Thanks to Jean Rowsell of Marystown, Nfld., who posted this ceremony to the Guiding Mailing List!
The following is done as a reading with mime. A youth and senior sit beside each other on a bench, looking at an imaginary screen ahead of them, but not at each other. They react according to how the poem is read; suggestions are given. The youth is generally fidgety and bored, and the senior is generally still and pensive.)
Youth and adult together:
Two people assembled for Remembrance DayAdult: We thought of old friends, pals lost in the war (senior remains the same)
Two minds sat together, two worlds away
(youth sits fidgeting; senior sits still and straight)
Adult: Recalling the fear of the German attack (senior
cowers slightly)
Youth: Sleeping through slides painted white, grey and black (youth yawns)
Adult: Remembering the countryside of faraway lands
(senior nods head slightly back and forth)
Youth: Laughing and whispering, firing rubber bands (youth pretends to shoot
rubber band)
Adult: Letters sent home promising he will make it
(senior pretends to write)
Youth: An excuse to leave class, boring but taken (youth stretches and
slouches)
Adult: Reliving the horror of life in the trenches
(senior cowers slightly again)
Youth: Wasting his time on uncomfortable benches (youth squirms)
Adult: Proud to remember what he held so dear (senior
holds hand over heart)
Youth: Wishing he could be anywhere but here (youth looks around)
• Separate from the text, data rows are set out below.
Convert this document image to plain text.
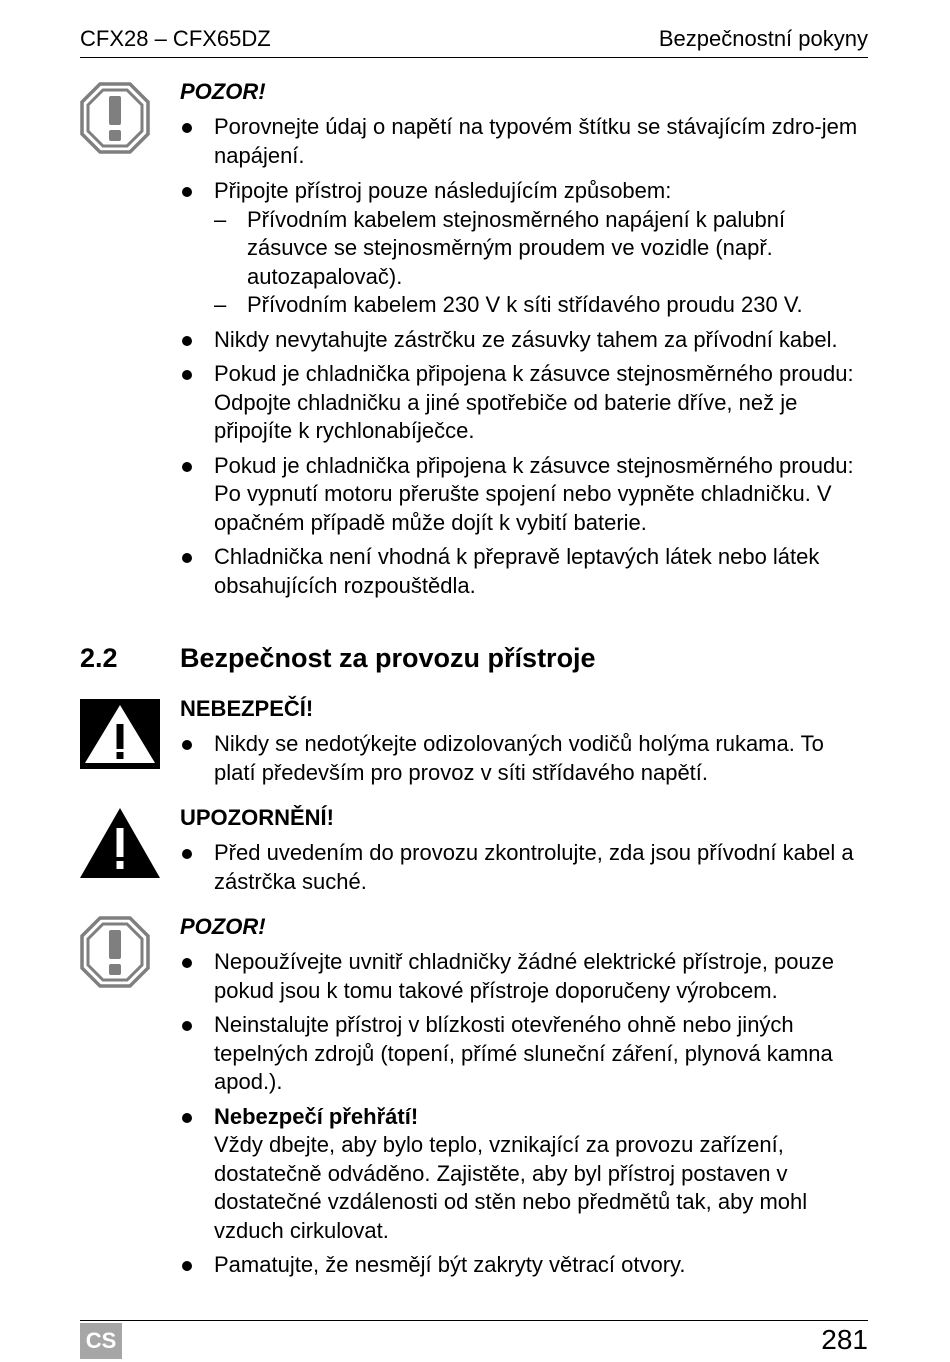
CFX28 – CFX65DZ	Bezpečnostní pokyny
POZOR!
Porovnejte údaj o napětí na typovém štítku se stávajícím zdro-jem napájení.
Připojte přístroj pouze následujícím způsobem:
– Přívodním kabelem stejnosměrného napájení k palubní zásuvce se stejnosměrným proudem ve vozidle (např. autozapalovač).
– Přívodním kabelem 230 V k síti střídavého proudu 230 V.
Nikdy nevytahujte zástrčku ze zásuvky tahem za přívodní kabel.
Pokud je chladnička připojena k zásuvce stejnosměrného proudu: Odpojte chladničku a jiné spotřebiče od baterie dříve, než je připojíte k rychlonabíječce.
Pokud je chladnička připojena k zásuvce stejnosměrného proudu: Po vypnutí motoru přerušte spojení nebo vypněte chladničku. V opačném případě může dojít k vybití baterie.
Chladnička není vhodná k přepravě leptavých látek nebo látek obsahujících rozpouštědla.
2.2 Bezpečnost za provozu přístroje
NEBEZPEČÍ!
Nikdy se nedotýkejte odizolovaných vodičů holýma rukama. To platí především pro provoz v síti střídavého napětí.
UPOZORNĚNÍ!
Před uvedením do provozu zkontrolujte, zda jsou přívodní kabel a zástrčka suché.
POZOR!
Nepoužívejte uvnitř chladničky žádné elektrické přístroje, pouze pokud jsou k tomu takové přístroje doporučeny výrobcem.
Neinstalujte přístroj v blízkosti otevřeného ohně nebo jiných tepelných zdrojů (topení, přímé sluneční záření, plynová kamna apod.).
Nebezpečí přehřátí!
Vždy dbejte, aby bylo teplo, vznikající za provozu zařízení, dostatečně odváděno. Zajistěte, aby byl přístroj postaven v dostatečné vzdálenosti od stěn nebo předmětů tak, aby mohl vzduch cirkulovat.
Pamatujte, že nesmějí být zakryty větrací otvory.
CS	281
Adult: The slide show continued but the boy didn't
care, he couldn't relate because he just wasn't there (youth yawns again)
Youth: The man he sat next to was frail and white, he must be a hundred, far
too old to fight (youth looks at senior, sizing him up)
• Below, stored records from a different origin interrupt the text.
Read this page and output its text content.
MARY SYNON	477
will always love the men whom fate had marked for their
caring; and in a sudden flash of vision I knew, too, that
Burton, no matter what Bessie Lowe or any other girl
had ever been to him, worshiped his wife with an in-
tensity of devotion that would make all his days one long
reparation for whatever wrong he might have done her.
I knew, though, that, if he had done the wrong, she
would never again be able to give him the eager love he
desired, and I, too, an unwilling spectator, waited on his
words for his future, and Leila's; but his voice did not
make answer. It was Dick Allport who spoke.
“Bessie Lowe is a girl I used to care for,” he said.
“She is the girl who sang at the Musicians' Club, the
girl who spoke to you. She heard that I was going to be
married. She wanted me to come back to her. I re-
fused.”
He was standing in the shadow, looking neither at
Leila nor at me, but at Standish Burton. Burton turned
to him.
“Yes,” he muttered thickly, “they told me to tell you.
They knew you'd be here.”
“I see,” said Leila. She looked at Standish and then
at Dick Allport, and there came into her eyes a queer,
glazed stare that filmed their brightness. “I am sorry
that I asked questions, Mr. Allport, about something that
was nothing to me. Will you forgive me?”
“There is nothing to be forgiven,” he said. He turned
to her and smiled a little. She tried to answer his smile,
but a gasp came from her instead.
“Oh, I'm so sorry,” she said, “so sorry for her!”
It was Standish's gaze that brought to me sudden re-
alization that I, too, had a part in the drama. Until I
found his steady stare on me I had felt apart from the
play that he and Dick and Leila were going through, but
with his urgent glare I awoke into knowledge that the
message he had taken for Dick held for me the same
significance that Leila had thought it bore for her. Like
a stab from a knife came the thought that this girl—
Adult: The boy studied his watch and rolled his eyes,
he glanced at the screen and met with surprise (youth looks at watch, rolls
eyes, then stops, looks at the screen with sudden interest)
Youth: The face of a young man with rifle in hand, his uniform resembling
that of the old man's (youth leans forward for a better look, then looks back
and forth between the screen and the senior a couple of times)
Adult: But what the boy noticed most that day in the
gym (the senior turns to face the youth, and they look at each other)
Youth: Was the fact that the soldier looked exactly like him.